Profits made by the applicant were distributed to the unit holders in the Trust, the family trusts. Distribution of profits to the unit holders was taxed in the hands of the beneficiaries of the family trusts and it had been the practice for 15 years for distributions of profit to be lent back to the applicant by the unit holders and recorded as loans in the applicant's books. It was also the partnership's practice to calculate entitlements or liabilities or partners leaving or joining the partnership by reference to the net position of the partner, the partner's family trust, the partnership, and its service companies, including the applicant, Raasay. After Mr Whishaw's resignation, the partnership calculated his entitlements on that basis, and continued to make payments in accordance with that calculation.

Section 459H of the Law applies when an application to set aside a statutory demand has been made under s 459G, and if the court is satisfied either that there is a 'genuine dispute' between the company and the respondent about the existence or amount of the debt to which the demand relates, or that the company has an offsetting claim. Under s 459(H) the court must set aside the demand if the substantiated amount of the demand is less than the statutory minimum as defined in s 9 of the Law.

In determining whether there was a genuine dispute, Ryan J held that it was not necessary to determine the merits of the dispute; what must be shown is that the dispute is not vexatious or frivolous and that it has some substance. To demonstrate that a dispute is genuine requires evidence which shows that the dispute is based on reasonable or substantial grounds, and is not spurious, hypothetical, illusory or misconceived.

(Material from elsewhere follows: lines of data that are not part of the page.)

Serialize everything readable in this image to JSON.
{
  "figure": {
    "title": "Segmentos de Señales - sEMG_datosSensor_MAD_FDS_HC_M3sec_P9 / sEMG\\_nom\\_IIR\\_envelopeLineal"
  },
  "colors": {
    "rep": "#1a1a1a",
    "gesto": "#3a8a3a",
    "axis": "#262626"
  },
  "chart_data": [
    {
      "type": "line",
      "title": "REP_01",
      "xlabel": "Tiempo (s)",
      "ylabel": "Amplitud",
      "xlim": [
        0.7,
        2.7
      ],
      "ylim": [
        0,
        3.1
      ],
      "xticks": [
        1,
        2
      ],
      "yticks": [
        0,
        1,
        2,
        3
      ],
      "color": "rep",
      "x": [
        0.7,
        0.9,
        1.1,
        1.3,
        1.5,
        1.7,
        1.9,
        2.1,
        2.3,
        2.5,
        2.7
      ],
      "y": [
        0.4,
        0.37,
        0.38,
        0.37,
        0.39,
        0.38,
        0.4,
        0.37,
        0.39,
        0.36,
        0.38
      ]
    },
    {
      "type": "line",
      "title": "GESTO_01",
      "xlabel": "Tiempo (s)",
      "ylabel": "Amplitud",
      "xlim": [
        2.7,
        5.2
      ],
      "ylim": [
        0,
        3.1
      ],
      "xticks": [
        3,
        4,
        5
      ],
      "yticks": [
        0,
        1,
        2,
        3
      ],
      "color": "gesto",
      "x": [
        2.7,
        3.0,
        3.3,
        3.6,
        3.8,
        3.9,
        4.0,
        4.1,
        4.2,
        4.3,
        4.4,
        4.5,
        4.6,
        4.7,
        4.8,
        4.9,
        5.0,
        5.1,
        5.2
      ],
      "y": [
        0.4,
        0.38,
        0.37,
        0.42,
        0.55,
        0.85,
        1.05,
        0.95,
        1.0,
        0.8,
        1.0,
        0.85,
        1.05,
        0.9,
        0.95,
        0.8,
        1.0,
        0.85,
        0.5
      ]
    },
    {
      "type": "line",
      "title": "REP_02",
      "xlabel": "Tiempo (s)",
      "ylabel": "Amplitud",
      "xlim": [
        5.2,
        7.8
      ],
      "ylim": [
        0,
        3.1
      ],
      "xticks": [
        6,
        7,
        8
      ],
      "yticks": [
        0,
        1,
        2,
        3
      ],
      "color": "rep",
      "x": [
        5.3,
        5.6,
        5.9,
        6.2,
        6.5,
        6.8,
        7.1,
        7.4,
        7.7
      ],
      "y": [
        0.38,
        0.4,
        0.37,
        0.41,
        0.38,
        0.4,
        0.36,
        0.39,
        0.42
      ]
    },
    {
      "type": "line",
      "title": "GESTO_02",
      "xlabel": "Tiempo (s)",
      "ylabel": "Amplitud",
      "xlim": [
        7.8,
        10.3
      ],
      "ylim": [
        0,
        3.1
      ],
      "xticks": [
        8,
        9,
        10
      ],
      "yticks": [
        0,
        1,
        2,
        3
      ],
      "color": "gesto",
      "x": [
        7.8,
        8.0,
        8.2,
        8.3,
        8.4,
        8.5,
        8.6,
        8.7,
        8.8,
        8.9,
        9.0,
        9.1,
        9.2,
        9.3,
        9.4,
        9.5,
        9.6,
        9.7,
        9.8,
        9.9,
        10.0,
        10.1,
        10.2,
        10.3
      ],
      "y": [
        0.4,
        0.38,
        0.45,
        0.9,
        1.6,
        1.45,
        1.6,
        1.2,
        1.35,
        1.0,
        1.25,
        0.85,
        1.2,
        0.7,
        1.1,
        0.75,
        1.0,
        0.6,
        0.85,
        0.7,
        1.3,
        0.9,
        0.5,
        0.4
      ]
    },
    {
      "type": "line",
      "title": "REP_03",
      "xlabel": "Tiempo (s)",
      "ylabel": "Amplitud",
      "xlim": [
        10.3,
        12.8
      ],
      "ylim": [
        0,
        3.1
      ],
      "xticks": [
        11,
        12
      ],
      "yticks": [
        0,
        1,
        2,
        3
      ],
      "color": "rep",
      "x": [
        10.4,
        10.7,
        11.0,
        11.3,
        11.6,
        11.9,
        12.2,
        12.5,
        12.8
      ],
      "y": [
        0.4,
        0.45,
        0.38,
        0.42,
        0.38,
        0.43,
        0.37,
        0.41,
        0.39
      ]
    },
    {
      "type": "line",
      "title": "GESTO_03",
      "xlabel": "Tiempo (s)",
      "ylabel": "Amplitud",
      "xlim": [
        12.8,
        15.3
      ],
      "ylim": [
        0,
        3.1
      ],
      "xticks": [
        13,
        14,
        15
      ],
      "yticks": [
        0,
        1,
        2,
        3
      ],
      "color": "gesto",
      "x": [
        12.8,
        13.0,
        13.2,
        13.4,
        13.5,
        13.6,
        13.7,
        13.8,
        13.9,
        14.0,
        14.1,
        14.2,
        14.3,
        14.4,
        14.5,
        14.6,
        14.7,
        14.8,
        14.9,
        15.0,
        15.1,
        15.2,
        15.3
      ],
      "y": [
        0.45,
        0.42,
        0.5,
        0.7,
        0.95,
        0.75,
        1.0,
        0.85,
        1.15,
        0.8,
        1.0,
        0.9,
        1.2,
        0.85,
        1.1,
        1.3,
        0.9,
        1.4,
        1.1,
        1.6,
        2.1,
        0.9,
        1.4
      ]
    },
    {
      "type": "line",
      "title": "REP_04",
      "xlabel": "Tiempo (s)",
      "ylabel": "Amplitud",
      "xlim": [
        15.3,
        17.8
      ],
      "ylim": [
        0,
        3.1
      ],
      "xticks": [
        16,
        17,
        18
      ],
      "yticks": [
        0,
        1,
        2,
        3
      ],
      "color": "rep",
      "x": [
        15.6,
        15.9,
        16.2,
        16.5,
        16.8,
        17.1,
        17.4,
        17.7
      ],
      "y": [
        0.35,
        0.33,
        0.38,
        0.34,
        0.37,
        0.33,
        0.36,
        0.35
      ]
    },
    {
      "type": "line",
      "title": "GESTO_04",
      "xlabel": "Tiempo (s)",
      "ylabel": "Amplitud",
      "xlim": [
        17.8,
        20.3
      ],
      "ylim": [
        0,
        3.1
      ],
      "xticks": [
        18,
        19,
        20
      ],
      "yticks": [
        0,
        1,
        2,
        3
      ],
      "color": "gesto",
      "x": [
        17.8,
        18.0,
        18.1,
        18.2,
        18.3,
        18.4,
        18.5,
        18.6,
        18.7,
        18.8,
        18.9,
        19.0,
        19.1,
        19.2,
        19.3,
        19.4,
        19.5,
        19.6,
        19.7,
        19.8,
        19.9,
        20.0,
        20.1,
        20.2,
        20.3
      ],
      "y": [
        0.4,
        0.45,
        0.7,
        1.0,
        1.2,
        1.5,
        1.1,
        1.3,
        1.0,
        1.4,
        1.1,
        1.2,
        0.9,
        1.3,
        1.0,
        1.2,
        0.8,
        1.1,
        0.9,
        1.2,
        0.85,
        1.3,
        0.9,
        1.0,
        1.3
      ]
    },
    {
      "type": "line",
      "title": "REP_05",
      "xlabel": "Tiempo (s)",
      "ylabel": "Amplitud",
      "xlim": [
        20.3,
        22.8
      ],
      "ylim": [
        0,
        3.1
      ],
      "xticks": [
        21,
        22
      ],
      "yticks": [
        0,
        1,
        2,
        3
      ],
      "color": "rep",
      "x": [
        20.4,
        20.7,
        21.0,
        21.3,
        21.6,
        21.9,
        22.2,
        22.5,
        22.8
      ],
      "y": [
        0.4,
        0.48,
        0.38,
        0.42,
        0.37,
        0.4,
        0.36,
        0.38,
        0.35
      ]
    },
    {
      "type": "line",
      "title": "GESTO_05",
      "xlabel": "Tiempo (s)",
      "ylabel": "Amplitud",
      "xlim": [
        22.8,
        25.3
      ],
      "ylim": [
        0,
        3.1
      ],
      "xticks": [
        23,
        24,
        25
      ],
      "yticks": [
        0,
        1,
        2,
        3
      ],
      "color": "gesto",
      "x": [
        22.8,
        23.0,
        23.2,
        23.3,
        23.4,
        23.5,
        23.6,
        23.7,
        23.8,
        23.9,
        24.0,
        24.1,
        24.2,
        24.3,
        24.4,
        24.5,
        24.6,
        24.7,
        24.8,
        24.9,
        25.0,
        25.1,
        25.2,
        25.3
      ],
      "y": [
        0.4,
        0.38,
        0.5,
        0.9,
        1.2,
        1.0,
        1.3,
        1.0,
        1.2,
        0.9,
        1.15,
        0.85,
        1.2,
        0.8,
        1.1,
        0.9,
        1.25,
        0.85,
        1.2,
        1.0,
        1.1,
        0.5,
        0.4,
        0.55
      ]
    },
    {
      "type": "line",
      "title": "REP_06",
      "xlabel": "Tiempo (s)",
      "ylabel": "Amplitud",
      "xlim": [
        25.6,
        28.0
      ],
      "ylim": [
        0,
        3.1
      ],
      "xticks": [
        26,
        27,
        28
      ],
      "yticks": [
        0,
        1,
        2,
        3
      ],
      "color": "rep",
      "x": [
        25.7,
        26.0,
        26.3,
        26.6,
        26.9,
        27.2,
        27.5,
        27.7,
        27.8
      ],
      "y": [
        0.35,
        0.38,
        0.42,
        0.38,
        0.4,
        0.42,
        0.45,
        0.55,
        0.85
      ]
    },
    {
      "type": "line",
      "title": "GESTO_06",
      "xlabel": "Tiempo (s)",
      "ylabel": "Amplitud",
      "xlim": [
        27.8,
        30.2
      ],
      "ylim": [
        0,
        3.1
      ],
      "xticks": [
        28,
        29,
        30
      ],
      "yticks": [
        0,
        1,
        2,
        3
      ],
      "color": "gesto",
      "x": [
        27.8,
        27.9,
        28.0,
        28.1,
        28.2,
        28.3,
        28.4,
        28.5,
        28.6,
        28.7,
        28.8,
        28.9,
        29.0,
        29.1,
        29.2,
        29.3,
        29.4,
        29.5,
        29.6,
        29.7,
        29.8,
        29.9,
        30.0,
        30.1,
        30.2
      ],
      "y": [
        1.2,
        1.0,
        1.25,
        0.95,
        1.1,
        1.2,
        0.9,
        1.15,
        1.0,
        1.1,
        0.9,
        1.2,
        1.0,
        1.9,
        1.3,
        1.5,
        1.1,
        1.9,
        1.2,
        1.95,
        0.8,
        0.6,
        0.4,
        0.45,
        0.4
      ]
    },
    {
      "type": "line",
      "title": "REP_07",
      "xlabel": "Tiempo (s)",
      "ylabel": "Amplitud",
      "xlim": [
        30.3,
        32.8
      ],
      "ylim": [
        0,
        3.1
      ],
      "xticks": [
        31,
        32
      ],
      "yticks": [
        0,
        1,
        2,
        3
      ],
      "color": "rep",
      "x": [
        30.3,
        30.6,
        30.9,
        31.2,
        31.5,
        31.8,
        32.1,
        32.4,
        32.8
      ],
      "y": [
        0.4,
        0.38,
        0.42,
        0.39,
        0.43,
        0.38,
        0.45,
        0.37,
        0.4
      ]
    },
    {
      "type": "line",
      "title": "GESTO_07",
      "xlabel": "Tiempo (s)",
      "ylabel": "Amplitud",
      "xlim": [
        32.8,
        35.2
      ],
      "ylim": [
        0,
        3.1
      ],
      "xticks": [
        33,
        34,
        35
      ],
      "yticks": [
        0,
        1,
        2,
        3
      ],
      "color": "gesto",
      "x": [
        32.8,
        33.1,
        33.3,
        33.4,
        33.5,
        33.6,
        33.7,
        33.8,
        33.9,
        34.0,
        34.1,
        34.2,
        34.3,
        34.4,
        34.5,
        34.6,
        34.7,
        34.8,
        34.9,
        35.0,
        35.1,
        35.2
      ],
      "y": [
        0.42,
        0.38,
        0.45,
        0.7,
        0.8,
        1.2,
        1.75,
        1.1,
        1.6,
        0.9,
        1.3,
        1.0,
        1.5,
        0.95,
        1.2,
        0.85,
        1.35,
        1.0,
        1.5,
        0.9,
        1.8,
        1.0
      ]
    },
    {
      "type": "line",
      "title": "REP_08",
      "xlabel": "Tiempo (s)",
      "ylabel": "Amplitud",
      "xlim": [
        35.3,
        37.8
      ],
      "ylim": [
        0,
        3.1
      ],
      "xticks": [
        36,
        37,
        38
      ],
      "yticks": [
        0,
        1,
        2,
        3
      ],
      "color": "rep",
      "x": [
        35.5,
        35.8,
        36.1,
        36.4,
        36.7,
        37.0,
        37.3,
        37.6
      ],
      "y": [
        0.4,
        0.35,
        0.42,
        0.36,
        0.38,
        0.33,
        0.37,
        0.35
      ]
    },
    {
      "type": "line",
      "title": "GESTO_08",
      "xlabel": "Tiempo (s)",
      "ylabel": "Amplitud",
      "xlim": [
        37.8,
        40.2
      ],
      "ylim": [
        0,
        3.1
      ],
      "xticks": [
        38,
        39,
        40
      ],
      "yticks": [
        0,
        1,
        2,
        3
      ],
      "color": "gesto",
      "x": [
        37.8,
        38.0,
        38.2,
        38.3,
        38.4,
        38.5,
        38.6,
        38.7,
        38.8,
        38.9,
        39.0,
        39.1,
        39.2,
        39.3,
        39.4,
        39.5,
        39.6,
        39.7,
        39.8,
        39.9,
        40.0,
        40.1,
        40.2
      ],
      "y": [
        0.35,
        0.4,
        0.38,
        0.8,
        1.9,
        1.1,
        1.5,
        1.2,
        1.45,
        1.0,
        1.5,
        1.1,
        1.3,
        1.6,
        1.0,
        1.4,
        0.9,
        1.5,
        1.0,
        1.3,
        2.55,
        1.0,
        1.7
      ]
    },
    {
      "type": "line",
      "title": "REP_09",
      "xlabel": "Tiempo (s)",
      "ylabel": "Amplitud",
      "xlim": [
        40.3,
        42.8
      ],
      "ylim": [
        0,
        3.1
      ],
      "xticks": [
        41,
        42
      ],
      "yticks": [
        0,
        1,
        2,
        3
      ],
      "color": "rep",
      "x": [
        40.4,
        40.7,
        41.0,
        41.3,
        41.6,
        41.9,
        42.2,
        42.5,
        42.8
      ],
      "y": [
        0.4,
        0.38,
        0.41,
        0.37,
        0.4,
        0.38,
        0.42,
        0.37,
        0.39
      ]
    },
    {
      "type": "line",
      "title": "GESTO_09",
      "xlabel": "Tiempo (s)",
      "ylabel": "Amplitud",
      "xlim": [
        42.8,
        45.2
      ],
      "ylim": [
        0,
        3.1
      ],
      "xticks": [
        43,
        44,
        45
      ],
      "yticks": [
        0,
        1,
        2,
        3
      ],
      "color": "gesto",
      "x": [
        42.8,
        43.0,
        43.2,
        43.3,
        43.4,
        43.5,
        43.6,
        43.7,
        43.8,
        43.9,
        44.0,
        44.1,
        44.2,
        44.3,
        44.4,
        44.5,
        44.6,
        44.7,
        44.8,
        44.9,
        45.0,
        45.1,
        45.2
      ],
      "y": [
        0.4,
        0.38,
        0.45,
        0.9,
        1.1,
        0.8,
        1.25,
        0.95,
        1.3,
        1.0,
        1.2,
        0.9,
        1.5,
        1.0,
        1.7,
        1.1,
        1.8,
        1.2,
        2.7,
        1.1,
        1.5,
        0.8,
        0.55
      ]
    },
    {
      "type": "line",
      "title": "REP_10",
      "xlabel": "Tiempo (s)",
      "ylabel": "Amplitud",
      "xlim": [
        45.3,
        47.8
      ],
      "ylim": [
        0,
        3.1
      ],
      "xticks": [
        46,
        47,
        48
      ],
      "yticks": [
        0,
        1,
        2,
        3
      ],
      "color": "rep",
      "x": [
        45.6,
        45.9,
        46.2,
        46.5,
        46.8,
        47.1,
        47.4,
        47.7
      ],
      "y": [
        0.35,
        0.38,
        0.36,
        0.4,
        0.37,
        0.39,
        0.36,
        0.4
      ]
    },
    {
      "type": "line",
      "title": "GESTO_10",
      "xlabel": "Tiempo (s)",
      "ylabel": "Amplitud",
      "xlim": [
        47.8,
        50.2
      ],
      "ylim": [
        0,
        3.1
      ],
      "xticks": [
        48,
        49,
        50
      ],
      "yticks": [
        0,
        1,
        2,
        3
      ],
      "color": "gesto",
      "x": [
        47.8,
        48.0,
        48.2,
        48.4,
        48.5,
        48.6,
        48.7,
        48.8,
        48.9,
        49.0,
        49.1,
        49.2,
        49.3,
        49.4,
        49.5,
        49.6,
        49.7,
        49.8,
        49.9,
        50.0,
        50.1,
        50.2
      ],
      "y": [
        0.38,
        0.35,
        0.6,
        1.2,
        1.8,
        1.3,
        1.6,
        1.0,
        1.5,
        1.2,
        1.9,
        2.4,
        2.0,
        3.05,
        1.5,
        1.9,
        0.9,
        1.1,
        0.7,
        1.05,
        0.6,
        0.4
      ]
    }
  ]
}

On the basis of the evidence before the court and in the absence of any evidence from the respondent, Ryan J found that a genuine dispute existed, based on reasonable and substantial grounds. The court held that Raasay Pty Ltd, Scapa Flow Pty Ltd and the partnership had conducted their affairs upon the assumption that upon the entry or exit of partners of the partnership, the obligations of Raasay to the unit holder controlled by the partner would be set off against the partner's obligations to the partnership. Each of the partners had arranged his or her affairs in reliance upon this assumption, and the commercial efficacy of the arrangement had been demonstrated. Therefore, satisfied a genuine dispute existed, and noting that the respondent was estopped from resiling from the assumption, the court granted the application to set aside the statutory demand.